I rarely create facings for my work, but I resolve to do it more frequently because it looks great every time I do. Quilt facings are a different way to finish an edge. Typically for quilts, we add a binding to cover raw edges, and for garments, we have hems. It is more common around garment neck and armholes to find facings as they are neater, and the quilt facing is very similar.
Facings on the quilt provide a modern look, and it is almost as if the edge has disappeared, like an infinity pool. Traditional binding is a much more definite visual edge statement. One thing to consider is that by attaching a facing, the piece has an indisputable right side and wrong side, hence why facings are usually only applied to walling hangings.
The colour of the facing can be whatever you want. A facing that is the same colour as the edge of the front of the quilt will tend to give the ‘infinity pool’ look. In the examples below, I have used the same colour facing as the quilt in one sample and a different colour in the other to give you a comparison.
I use two methods when making facings, and I would encourage you to try both and decide which one suits you. The first is a straightforward method that would require a hanging sleeve to be attached separately if the piece was to be hung. The second incorporates corner pockets which a doweling can be inserted into for hanging. Finally, there is a hybrid of the two, my preferred option which I will also explain.
Under-stitched Facings Without Corner Pockets
Under-stitching holds the seam allowance in place and away from the seam in this solution. This is similar to understitching in garment making, and it results in a very crisp edge.
- Cut four strips which are 2 ½” wide by the length of each side plus 3”. As an example, if my piece were an 18” x 24” rectangle, I would cut two strips that are 2 ½” x 21” and two strips that are 2 ½” x 27”. Fold the strip in half, wrong sides together, making the long edges match. Press with a hot iron.
- Centre two strips on two opposite sides of the top of the quilt. The raw edges of the quilt sides should match up with the raw edges of the strips. Attach these strips to the quilt with a ¼” seam allowance.
- Trim strips back to the same length as the unfaced sides. The picture below shows the top of the quilt.
- Now understitch the facing to the seam allowance. Understitching is stitching through the facing close to the seam, which catches the seam allowance created in step 2. I have used a blind hem foot and adjusted the needle position to sew 1/8″ away (on the facing side) from the seam ditch. The blind hem foot guide sits in the seam ditch. The picture below shows the top of the quilt.
- Press the facing on these two sides to the underside of the quilt and pin. The picture below shows the underside of the quilt.
- Repeat step 2 with the remaining two facings to the top of the quilt. On this occasion, you will sew over the ends of the facings previously attached. The picture below shows the top of the quilt.
- Do not trim these facings. Under stitch the facings.
- Fold back the excess strip, press, and now fold back the facings and press. Finally, pin in place.
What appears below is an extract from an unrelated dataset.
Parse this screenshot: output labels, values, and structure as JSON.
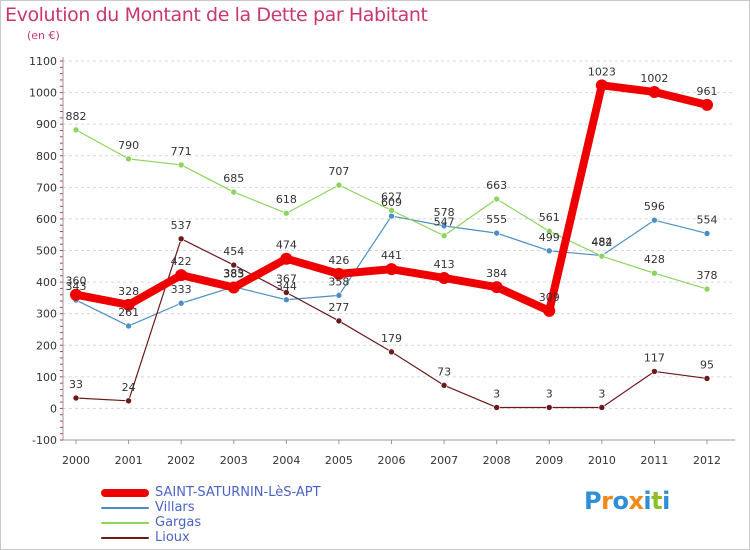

The pictures shows the underside of the quilt.
- Slip stitch around all four edges to hold in place. The picture below shows the underside of the quilt.
Facings With Corner Pockets
In this solution, pockets are added to each corner. There is no understitching in this method; however, you will see below the hybrid method I suggest could be added.
- Cut four strips which are 2 ½” wide by the length of each side less 2”. For this method, if my piece were an 18” x 24” rectangle, I would cut two strips that are 2 ½” x 16” and two strips which are 2 ½” x 22”. Fold the strip in half, wrong sides together, making the long edges match. Press with a hot iron.
- Cut four 5” squares and press once on the diagonal, resulting in four folded triangular shaped pieces.
- Pin the triangles to the top side of all four corners. The picture below shows the top side of the quilt.
- Centre the appropriate strips on the top side of the quilt and pin them in place on two opposite sides. Repeat for the remaining two sides. The ends of the strips will extend over the triangular pieces. The picture shows the top side of the quilt.
- Sew a ¼” seam allowance around the edge of the piece. Cut the corners close to the stitching. The picture shows the top side of the quilt.
- Fold to the back and press in place. The picture below shows the underside of the quilt.
- Slip stitch the edges but not the corners.
GillyMac Hybrid Method
I like the neatness of the corner pocket, though I often add a hanging sleeve as that is preferred for exhibitions. However, I also like the crisp finish of the edge understitching and do my best to under-stitch each side after they are attached. It is a little tricky close to the pocket but looks great with practice. Another tweak that could be made is to cut the strips thinner, for example, 2″ and instead of ironing in half lengthwise, iron one long side over by 1/4″. This will reduce bulk in the corners when using the first method above.
I hope this has given you a straightforward guide on creating facings for your projects.